ABSTRACT Objectives Although the physiological mechanisms are not fully understood, race/ethnicity differences vary across cardiometabolic disease risk factors. Resistance training (RT) is an effective therapy for improving these risk factors in addition to body composition and physical performance. Thus, the purpose of this study was to determine the effects of RT over time on different racial and ethnic populations across cardiometabolic, body composition, and physical performance outcomes. Design Electronic databases Scopus and PubMed were searched for studies that compared different racial/ethnic responses to RT across cardiometabolic, body composition, and physical performance parameters. Inclusion criteria for the studies were as follows: (1) published in the English language; (2) compared races or ethnicities across cardiometabolic risk factors, body composition, or physical performance variables following a RT intervention; (3) included adults 18 years or older, and (4) included an isolated RT intervention group. Results Nine studies were found that met the inclusion criteria. The identified studies involved cohorts of White American (WA), South Asian, European Chilean, Mapuche Chilean, White Scottish, and African American (AA) males and females. Race/ethnicity differences following a RT intervention were found for fat-free mass preservation and changes in blood pressure, endothelial function, brachial artery stiffness, cardiac autonomic function, inflammatory and oxidative stress markers, insulin sensitivity, body mass index, waist circumference, % body fat, and muscular strength.
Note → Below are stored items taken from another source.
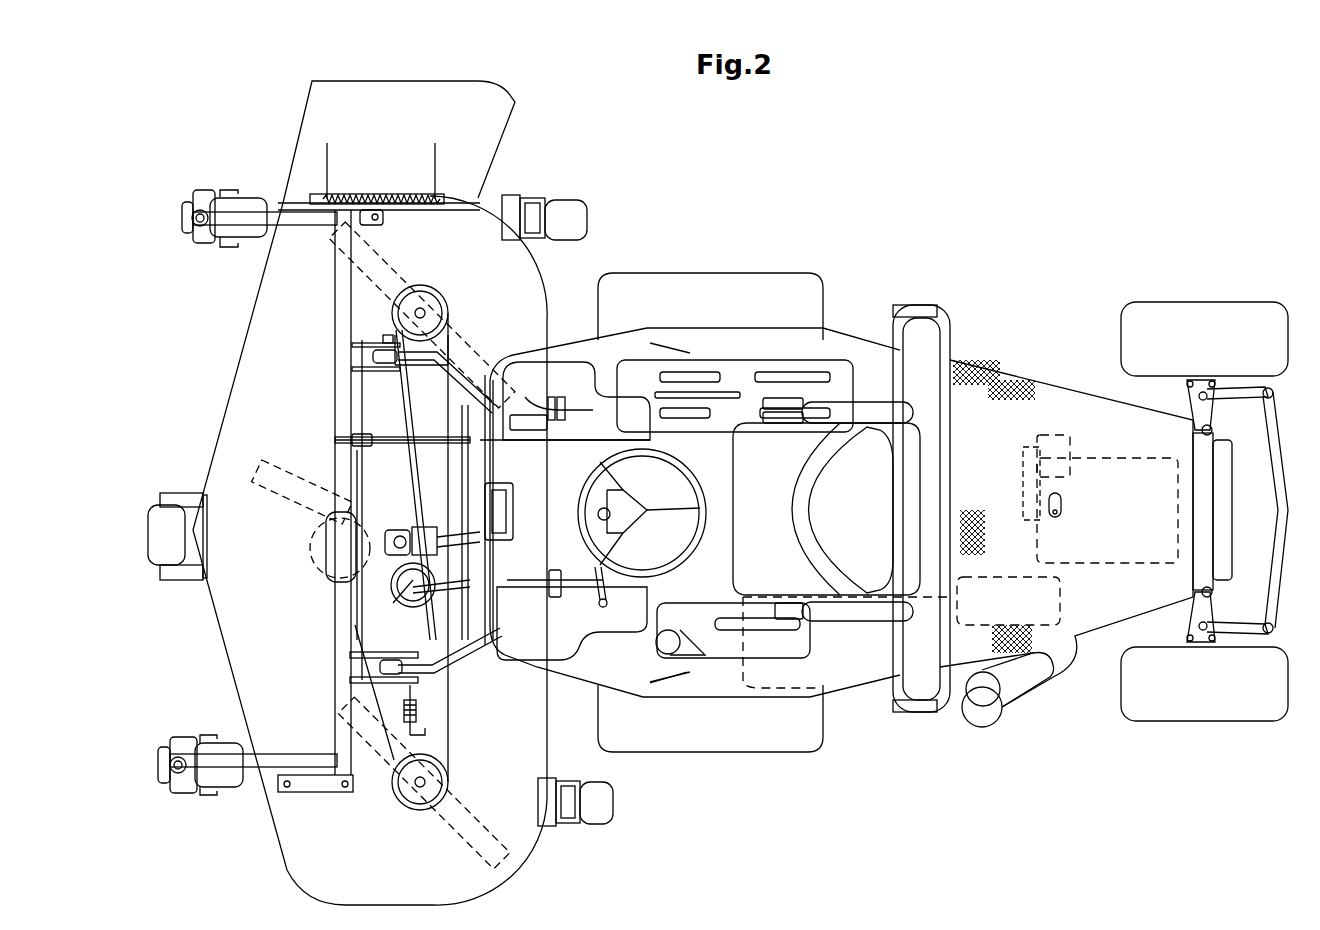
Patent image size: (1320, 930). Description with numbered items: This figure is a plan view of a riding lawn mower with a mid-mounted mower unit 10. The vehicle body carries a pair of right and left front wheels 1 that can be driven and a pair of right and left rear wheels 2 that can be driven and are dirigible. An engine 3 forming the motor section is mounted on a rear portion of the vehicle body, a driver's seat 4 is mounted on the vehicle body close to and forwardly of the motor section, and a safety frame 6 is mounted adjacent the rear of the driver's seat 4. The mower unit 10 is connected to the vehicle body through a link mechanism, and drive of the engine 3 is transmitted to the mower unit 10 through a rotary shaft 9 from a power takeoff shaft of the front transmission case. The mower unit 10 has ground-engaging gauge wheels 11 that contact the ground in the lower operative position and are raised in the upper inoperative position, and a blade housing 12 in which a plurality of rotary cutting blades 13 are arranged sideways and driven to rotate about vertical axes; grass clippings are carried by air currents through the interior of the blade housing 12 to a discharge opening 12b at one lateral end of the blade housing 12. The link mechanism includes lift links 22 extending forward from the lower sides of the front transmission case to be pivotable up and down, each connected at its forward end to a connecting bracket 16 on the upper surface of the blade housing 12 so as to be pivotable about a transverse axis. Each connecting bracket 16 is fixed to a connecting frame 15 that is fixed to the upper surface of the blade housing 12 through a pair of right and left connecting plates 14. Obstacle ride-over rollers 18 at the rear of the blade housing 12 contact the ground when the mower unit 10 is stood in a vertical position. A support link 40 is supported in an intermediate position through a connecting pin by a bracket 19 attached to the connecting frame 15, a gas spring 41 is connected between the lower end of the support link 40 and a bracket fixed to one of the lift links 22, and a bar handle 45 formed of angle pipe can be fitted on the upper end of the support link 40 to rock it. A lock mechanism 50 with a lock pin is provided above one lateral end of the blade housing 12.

The front wheels 1 is at (722, 288).
The rear wheels 2 is at (1210, 315).
The engine 3 is at (1113, 470).
The driver's seat 4 is at (762, 472).
The safety frame 6 is at (952, 330).
The rotary shaft 9 is at (420, 535).
The mower unit 10 is at (213, 463).
The gauge wheels 11 is at (250, 200).
The blade housing 12 is at (263, 380).
The discharge opening 12b is at (482, 128).
The rotary cutting blades 13 is at (403, 283).
The connecting plates 14 is at (375, 222).
The connecting frame 15 is at (338, 366).
The connecting bracket 16 is at (348, 338).
The obstacle ride-over rollers 18 is at (580, 216).
The bracket 19 is at (355, 435).
The lift links 22 is at (472, 390).
The support link 40 is at (343, 438).
The gas spring 41 is at (432, 435).
The bar handle 45 is at (348, 623).
The lock mechanism 50 is at (437, 726).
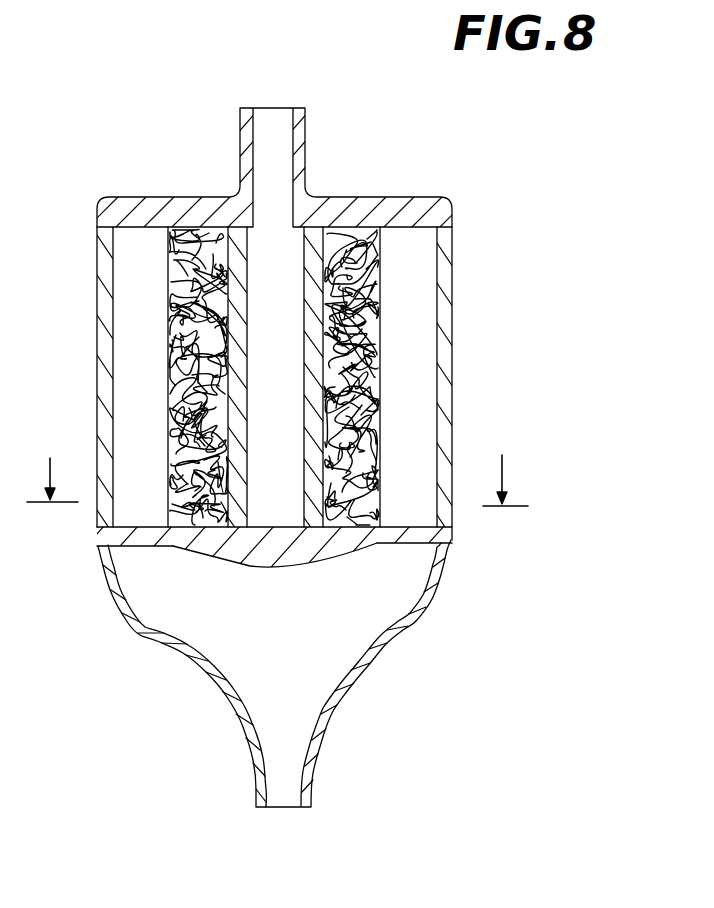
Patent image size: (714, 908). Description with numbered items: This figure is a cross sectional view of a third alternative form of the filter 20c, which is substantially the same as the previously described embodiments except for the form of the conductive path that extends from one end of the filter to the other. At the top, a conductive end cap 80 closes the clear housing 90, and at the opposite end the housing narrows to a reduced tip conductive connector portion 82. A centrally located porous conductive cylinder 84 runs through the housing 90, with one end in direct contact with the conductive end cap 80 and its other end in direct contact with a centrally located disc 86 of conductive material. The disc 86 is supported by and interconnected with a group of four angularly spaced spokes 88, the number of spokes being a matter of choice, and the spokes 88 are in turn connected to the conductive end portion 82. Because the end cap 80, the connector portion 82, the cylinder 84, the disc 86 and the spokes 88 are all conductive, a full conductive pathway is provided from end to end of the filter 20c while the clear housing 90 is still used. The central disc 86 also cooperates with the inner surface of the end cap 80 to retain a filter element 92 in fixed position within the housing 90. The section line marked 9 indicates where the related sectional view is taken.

The filter 20c is at (500, 204).
The end cap 80 is at (315, 210).
The reduced tip conductive connector portion 82 is at (318, 748).
The porous conductive cylinder 84 is at (232, 238).
The disc 86 is at (292, 551).
The spokes 88 is at (407, 540).
The housing 90 is at (438, 376).
The filter element 92 is at (373, 348).
The section line 9- 9 is at (277, 499).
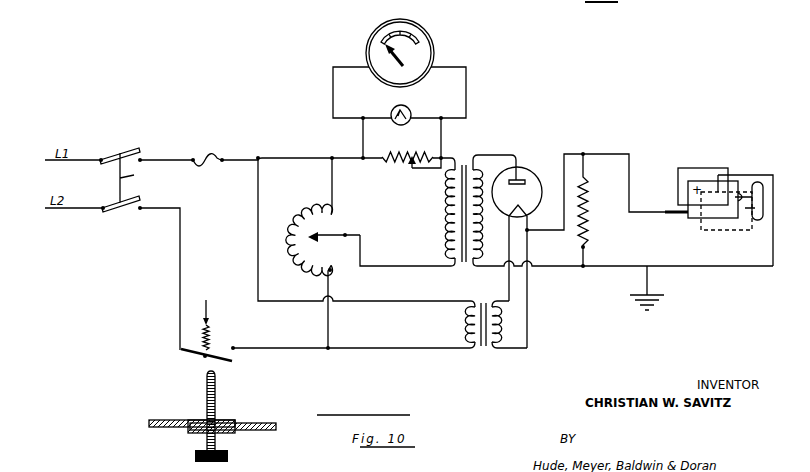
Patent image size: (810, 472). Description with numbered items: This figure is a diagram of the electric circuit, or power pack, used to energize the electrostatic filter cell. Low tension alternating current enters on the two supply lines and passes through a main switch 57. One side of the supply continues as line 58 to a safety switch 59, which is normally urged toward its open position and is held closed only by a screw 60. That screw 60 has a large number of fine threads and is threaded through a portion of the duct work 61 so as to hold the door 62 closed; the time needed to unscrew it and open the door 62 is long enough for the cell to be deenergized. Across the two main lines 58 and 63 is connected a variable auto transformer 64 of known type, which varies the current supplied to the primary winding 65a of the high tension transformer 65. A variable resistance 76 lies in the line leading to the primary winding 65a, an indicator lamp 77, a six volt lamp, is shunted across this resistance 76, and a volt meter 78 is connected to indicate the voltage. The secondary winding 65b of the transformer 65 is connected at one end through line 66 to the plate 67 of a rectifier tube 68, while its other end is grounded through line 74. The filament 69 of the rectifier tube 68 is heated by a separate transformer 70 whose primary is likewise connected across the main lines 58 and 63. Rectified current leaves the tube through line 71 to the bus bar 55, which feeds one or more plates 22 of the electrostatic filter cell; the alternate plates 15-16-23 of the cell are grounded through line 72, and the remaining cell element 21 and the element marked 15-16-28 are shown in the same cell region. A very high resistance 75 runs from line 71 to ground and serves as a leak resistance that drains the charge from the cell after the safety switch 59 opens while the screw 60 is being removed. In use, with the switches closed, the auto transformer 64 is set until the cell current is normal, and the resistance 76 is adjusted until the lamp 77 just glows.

The main switch 57 is at (120, 152).
The line 58 is at (181, 307).
The safety switch 59 is at (200, 358).
The screw 60 is at (216, 395).
The duct work 61 is at (160, 428).
The door 62 is at (270, 431).
The line 63 is at (277, 157).
The variable auto transformer 64 is at (309, 217).
The high tension transformer 65 is at (464, 153).
The primary winding 65a is at (452, 222).
The secondary winding 65b is at (481, 188).
The line 66 is at (506, 152).
The plate 67 is at (523, 177).
The rectifier tube 68 is at (538, 203).
The filament 69 is at (508, 211).
The transformer 70 is at (484, 350).
The line 71 is at (620, 154).
The line 72 is at (746, 266).
The line 74 is at (567, 267).
The high resistance 75 is at (590, 208).
The variable resistance 76 is at (415, 150).
The indicator lamp 77 is at (411, 108).
The volt meter 78 is at (386, 23).
The bus bar 55 is at (680, 214).
The electrode 21 is at (767, 197).
The plates 22 is at (743, 186).
The alternate plates 15-16-23 is at (680, 168).
The cell 15-16-28 is at (724, 226).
With the exception of changes in systolic blood pressure and brachial artery stiffness, AAs consistently showed more beneficial adaptations compared to WAs to RT across studies. Conclusion Race and ethnicity play a role in how adults adapt to chronic RT. These data may aid in better understanding the social, biological, and environmental factors that likely influenced these racial/ethnic differences in response to RT, assist in creating tailored exercise prescriptions for various racial/ethnic populations, and inform policies for determining resource allocations to address health inequities.